Are we our own worst enemy?

Jordan Peele’s latest film, “Us,” contemplates deeply personal, introspective ideas through the lens of horror.

The film’s main conceit, an ever precarious internal balance between good and evil, is pushed to the surface quite literally as a family on vacation are confronted by ominous doppelgängers of themselves, the violent opposite of their seemingly normal existence.

Peele’s second feature gives ample room for a talented cast to sink their teeth into multiple roles, with Oscar winner Lupita Nyong’o shining in the lead role of Adelaide Wilson, the matriarch increasingly fearful of a return to the beach where she faced a childhood trauma.

Nyong’o also astounds as Red, the matriarch of the doppelgänger family described as “the tethered,” where the talented actress is able to delve deeply into the fractured psyche of horror’s most unique female character.

“Us” is a heady, thought provoking horror film that relies on thematic terror as much as, if not more so, than traditional jump-scares.

The less that is known about “Us” prior to a first viewing the better, though repeat screenings will help audiences fully understand Peele’s complex allegory.

The profound thing about “Us” is that the imminent danger comes from the duality of each lead actor’s performance both in a mirrored and parallel sense.

This especially rings true with Nyong’o’s mesmerizing turn as both Adelaide and her doppelgänger Red.

The ways in which Nyong’o separates Adelaide from Red to heighten tension, but simultaneously reveal a deeper connection beyond the physical is truly nuanced, inhabited work.

If either Adelaide or Red feel false to the audience, the whole feature comes tumbling down like a house of cards, yet Nyong’o is profoundly present in both the unhinged Red and more reserved Adelaide.

How Nyong’o evolves both characters slightly over the course of the film as the plot reveals more about “the tethered” helps solidify Peele’s allegory.

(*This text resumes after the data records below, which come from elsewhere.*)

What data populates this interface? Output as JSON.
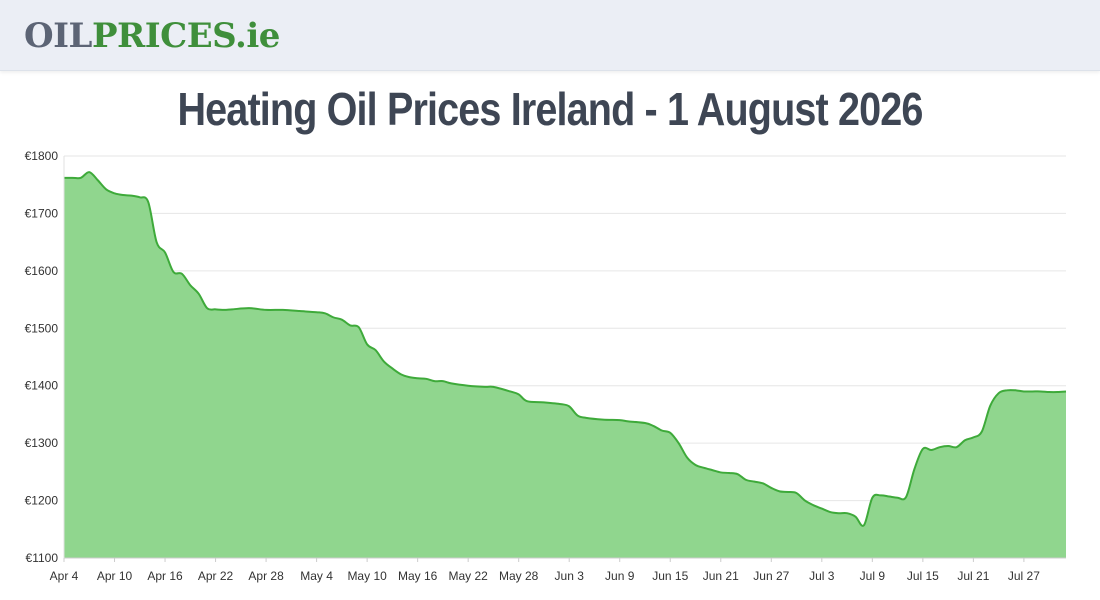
{
  "header": {
    "logo": {
      "part1": "OIL",
      "part2": "PRICES",
      "part3": ".ie"
    }
  },
  "page_title": "Heating Oil Prices Ireland - 1 August 2026",
  "colors": {
    "fill": "#90d68e",
    "line": "#3eaa3a",
    "grid": "#e6e6e6",
    "logo_gray": "#5c6475",
    "logo_green": "#3f8f3b"
  },
  "chart_data": {
    "type": "area",
    "title": "Heating Oil Prices Ireland - 1 August 2026",
    "xlabel": "",
    "ylabel": "",
    "ylim": [
      1100,
      1800
    ],
    "yticks": [
      1100,
      1200,
      1300,
      1400,
      1500,
      1600,
      1700,
      1800
    ],
    "ytick_labels": [
      "€1100",
      "€1200",
      "€1300",
      "€1400",
      "€1500",
      "€1600",
      "€1700",
      "€1800"
    ],
    "xlim": [
      "2026-04-04",
      "2026-08-01"
    ],
    "xticks": [
      "Apr 4",
      "Apr 10",
      "Apr 16",
      "Apr 22",
      "Apr 28",
      "May 4",
      "May 10",
      "May 16",
      "May 22",
      "May 28",
      "Jun 3",
      "Jun 9",
      "Jun 15",
      "Jun 21",
      "Jun 27",
      "Jul 3",
      "Jul 9",
      "Jul 15",
      "Jul 21",
      "Jul 27"
    ],
    "grid": true,
    "legend": "none",
    "series": [
      {
        "points": [
          [
            "2026-04-04",
            1762
          ],
          [
            "2026-04-05",
            1762
          ],
          [
            "2026-04-06",
            1762
          ],
          [
            "2026-04-07",
            1772
          ],
          [
            "2026-04-08",
            1758
          ],
          [
            "2026-04-09",
            1742
          ],
          [
            "2026-04-10",
            1735
          ],
          [
            "2026-04-11",
            1732
          ],
          [
            "2026-04-12",
            1731
          ],
          [
            "2026-04-13",
            1728
          ],
          [
            "2026-04-14",
            1720
          ],
          [
            "2026-04-15",
            1650
          ],
          [
            "2026-04-16",
            1632
          ],
          [
            "2026-04-17",
            1598
          ],
          [
            "2026-04-18",
            1595
          ],
          [
            "2026-04-19",
            1575
          ],
          [
            "2026-04-20",
            1560
          ],
          [
            "2026-04-21",
            1535
          ],
          [
            "2026-04-22",
            1533
          ],
          [
            "2026-04-23",
            1532
          ],
          [
            "2026-04-24",
            1533
          ],
          [
            "2026-04-26",
            1535
          ],
          [
            "2026-04-28",
            1532
          ],
          [
            "2026-04-30",
            1532
          ],
          [
            "2026-05-02",
            1530
          ],
          [
            "2026-05-04",
            1528
          ],
          [
            "2026-05-05",
            1526
          ],
          [
            "2026-05-06",
            1519
          ],
          [
            "2026-05-07",
            1515
          ],
          [
            "2026-05-08",
            1505
          ],
          [
            "2026-05-09",
            1502
          ],
          [
            "2026-05-10",
            1472
          ],
          [
            "2026-05-11",
            1462
          ],
          [
            "2026-05-12",
            1442
          ],
          [
            "2026-05-13",
            1430
          ],
          [
            "2026-05-14",
            1420
          ],
          [
            "2026-05-15",
            1415
          ],
          [
            "2026-05-16",
            1413
          ],
          [
            "2026-05-17",
            1412
          ],
          [
            "2026-05-18",
            1408
          ],
          [
            "2026-05-19",
            1408
          ],
          [
            "2026-05-20",
            1404
          ],
          [
            "2026-05-22",
            1400
          ],
          [
            "2026-05-24",
            1398
          ],
          [
            "2026-05-25",
            1398
          ],
          [
            "2026-05-27",
            1390
          ],
          [
            "2026-05-28",
            1385
          ],
          [
            "2026-05-29",
            1373
          ],
          [
            "2026-05-31",
            1371
          ],
          [
            "2026-06-02",
            1368
          ],
          [
            "2026-06-03",
            1364
          ],
          [
            "2026-06-04",
            1348
          ],
          [
            "2026-06-05",
            1344
          ],
          [
            "2026-06-07",
            1341
          ],
          [
            "2026-06-09",
            1340
          ],
          [
            "2026-06-10",
            1338
          ],
          [
            "2026-06-12",
            1335
          ],
          [
            "2026-06-13",
            1330
          ],
          [
            "2026-06-14",
            1322
          ],
          [
            "2026-06-15",
            1318
          ],
          [
            "2026-06-16",
            1300
          ],
          [
            "2026-06-17",
            1275
          ],
          [
            "2026-06-18",
            1262
          ],
          [
            "2026-06-19",
            1257
          ],
          [
            "2026-06-20",
            1253
          ],
          [
            "2026-06-21",
            1249
          ],
          [
            "2026-06-22",
            1248
          ],
          [
            "2026-06-23",
            1246
          ],
          [
            "2026-06-24",
            1236
          ],
          [
            "2026-06-25",
            1233
          ],
          [
            "2026-06-26",
            1230
          ],
          [
            "2026-06-27",
            1222
          ],
          [
            "2026-06-28",
            1216
          ],
          [
            "2026-06-29",
            1215
          ],
          [
            "2026-06-30",
            1213
          ],
          [
            "2026-07-01",
            1200
          ],
          [
            "2026-07-02",
            1192
          ],
          [
            "2026-07-03",
            1186
          ],
          [
            "2026-07-04",
            1180
          ],
          [
            "2026-07-05",
            1178
          ],
          [
            "2026-07-06",
            1178
          ],
          [
            "2026-07-07",
            1172
          ],
          [
            "2026-07-08",
            1157
          ],
          [
            "2026-07-09",
            1205
          ],
          [
            "2026-07-10",
            1209
          ],
          [
            "2026-07-11",
            1207
          ],
          [
            "2026-07-12",
            1205
          ],
          [
            "2026-07-13",
            1206
          ],
          [
            "2026-07-14",
            1255
          ],
          [
            "2026-07-15",
            1290
          ],
          [
            "2026-07-16",
            1288
          ],
          [
            "2026-07-17",
            1293
          ],
          [
            "2026-07-18",
            1295
          ],
          [
            "2026-07-19",
            1293
          ],
          [
            "2026-07-20",
            1305
          ],
          [
            "2026-07-21",
            1310
          ],
          [
            "2026-07-22",
            1320
          ],
          [
            "2026-07-23",
            1365
          ],
          [
            "2026-07-24",
            1387
          ],
          [
            "2026-07-25",
            1392
          ],
          [
            "2026-07-26",
            1392
          ],
          [
            "2026-07-27",
            1390
          ],
          [
            "2026-07-28",
            1390
          ],
          [
            "2026-07-29",
            1390
          ],
          [
            "2026-07-30",
            1389
          ],
          [
            "2026-07-31",
            1389
          ],
          [
            "2026-08-01",
            1390
          ]
        ]
      }
    ]
  }
}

Taking on two complex characters in the same film and putting them on an equal level is incredibly difficult, beautiful acting from Nyong’o.

The other leads of “Us” – Winston Duke, Shahadi Wright Joseph and Evan Alex – also play their dual roles to perfection, with Alex especially shining in intimate moments between young Jason and his doppelgänger Pluto.

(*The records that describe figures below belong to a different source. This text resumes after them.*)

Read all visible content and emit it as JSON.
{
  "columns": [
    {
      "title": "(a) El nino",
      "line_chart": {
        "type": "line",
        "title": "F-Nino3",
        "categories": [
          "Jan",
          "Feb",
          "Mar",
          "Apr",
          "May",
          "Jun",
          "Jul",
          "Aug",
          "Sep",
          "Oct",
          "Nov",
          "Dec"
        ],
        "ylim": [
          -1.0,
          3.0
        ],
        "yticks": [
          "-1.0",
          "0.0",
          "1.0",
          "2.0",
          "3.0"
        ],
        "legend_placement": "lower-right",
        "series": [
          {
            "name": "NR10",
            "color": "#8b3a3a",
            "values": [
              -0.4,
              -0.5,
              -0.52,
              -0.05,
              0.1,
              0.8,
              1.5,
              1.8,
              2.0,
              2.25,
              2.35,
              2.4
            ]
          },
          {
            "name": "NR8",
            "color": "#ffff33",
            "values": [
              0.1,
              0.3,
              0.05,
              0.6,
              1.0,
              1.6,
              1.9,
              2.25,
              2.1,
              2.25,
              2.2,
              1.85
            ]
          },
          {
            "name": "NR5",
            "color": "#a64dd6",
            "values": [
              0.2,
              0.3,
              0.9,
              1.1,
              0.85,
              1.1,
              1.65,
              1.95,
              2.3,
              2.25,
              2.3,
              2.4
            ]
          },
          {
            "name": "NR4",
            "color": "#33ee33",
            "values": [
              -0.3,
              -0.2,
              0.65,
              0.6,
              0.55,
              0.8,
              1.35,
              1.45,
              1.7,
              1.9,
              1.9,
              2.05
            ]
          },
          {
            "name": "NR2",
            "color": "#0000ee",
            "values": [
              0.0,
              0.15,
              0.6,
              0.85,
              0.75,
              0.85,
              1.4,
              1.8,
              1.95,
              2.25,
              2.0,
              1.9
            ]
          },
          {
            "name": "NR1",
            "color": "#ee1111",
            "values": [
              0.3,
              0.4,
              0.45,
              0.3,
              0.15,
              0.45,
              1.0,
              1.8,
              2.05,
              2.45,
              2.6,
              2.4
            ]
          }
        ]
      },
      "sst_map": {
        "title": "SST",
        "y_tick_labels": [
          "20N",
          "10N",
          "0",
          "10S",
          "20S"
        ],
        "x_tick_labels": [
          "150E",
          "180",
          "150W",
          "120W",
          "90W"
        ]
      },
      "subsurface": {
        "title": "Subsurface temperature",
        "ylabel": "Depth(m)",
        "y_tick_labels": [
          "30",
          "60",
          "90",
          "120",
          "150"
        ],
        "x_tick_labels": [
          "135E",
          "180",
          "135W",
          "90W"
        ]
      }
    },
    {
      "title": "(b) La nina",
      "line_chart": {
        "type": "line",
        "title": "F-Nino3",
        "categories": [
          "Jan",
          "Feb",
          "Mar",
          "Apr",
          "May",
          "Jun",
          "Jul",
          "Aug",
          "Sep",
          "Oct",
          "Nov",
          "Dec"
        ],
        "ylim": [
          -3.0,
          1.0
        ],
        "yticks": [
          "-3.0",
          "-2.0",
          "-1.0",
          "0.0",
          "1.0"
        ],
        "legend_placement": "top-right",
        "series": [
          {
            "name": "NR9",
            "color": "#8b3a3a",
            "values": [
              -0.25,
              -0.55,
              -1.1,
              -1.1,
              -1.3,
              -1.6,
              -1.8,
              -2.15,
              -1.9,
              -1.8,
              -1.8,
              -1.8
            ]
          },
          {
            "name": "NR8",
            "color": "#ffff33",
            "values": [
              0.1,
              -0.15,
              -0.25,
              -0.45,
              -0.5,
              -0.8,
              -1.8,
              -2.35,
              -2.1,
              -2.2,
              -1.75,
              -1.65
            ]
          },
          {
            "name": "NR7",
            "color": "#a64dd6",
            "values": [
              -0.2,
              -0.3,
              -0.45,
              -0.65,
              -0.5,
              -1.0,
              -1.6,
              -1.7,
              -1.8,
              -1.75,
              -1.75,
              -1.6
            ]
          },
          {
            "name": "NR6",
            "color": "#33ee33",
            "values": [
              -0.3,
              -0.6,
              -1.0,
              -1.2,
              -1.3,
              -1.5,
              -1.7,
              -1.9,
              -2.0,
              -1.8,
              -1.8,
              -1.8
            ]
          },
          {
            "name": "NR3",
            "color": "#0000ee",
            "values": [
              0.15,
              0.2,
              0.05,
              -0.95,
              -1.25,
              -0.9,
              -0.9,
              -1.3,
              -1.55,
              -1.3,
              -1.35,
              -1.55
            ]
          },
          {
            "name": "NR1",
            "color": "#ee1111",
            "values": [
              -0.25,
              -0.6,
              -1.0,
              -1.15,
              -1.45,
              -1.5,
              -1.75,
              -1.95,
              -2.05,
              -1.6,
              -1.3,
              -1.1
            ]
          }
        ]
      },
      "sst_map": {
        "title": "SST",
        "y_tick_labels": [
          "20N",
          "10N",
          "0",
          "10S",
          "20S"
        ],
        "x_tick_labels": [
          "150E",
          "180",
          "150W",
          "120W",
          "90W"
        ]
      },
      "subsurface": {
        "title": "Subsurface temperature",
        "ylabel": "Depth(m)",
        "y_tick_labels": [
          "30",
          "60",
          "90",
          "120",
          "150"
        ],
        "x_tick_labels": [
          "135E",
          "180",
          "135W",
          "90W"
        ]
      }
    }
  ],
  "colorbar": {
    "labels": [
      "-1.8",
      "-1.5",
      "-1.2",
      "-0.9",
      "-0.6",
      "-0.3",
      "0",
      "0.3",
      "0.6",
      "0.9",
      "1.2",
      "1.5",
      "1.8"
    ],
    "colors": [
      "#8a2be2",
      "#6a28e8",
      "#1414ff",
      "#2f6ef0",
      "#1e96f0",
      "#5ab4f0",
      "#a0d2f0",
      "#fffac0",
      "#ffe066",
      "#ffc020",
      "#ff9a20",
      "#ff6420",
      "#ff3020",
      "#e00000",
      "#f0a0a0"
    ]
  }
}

Cinematically, “Us” works best in its darker moments – at night and at the film’s most terrifying – as Peele collaborates with cinematographer Mike Gioulakis to create interesting, engaging shots that stimulate and accentuate the horror elements without become too gaudy.

This is especially effective in the family’s initial contact with “the tethered” as intimate shots of the family pressed against their doppelgänger build the suspense exponentially.

As easy as it would be to compare “Us” with Peele’s 2017 Oscar winning horror-comedy “Get Out,” this latest feature is a completely different animal that trades overt political statements for thematic allegory.

“Us” is the thinking man’s thriller, a film where Peele will point audiences in a direction and then push them to interpret the narrative of “Us” in their own way.

Some will see “Us” as a synonym for U.S., continuing a political motif from “Get Out” whereas others may dismiss this as a red herring designed to obscure what’s really going on.

Regardless, “Us” works as a singular genre film but should best be examined as an artistic interpretation of intentionally vague larger themes in much the same way Darren Aronofsky’s controversial “Mother” provided deeper allegory than a typical Friday night at the movies.

Though it’s much too early in the year to guarantee awards season acclaim, “Us” certainly has the potential to remain in the larger film conversation in the months to come, much like “Get Out” and “Black Panther” before it.

“Us” deserves strong consideration in the Best Picture and Best Director race as well as Michael Abels’ haunting score that lingers with audiences long after they’ve left the theater.

Acting performances in horror films rarely make waves in Oscar voting, but Nyong’o delivers the sort of layered, engulfing turn in dual roles that should break through the noise and potentially lead to her second Academy Award win following 2013’s “12 Years A Slave.”

More psychological thriller than outright terror, “Us” isn’t as scary as it is fear inducing and the film’s complexities will resonate with audiences long after they leave the theater.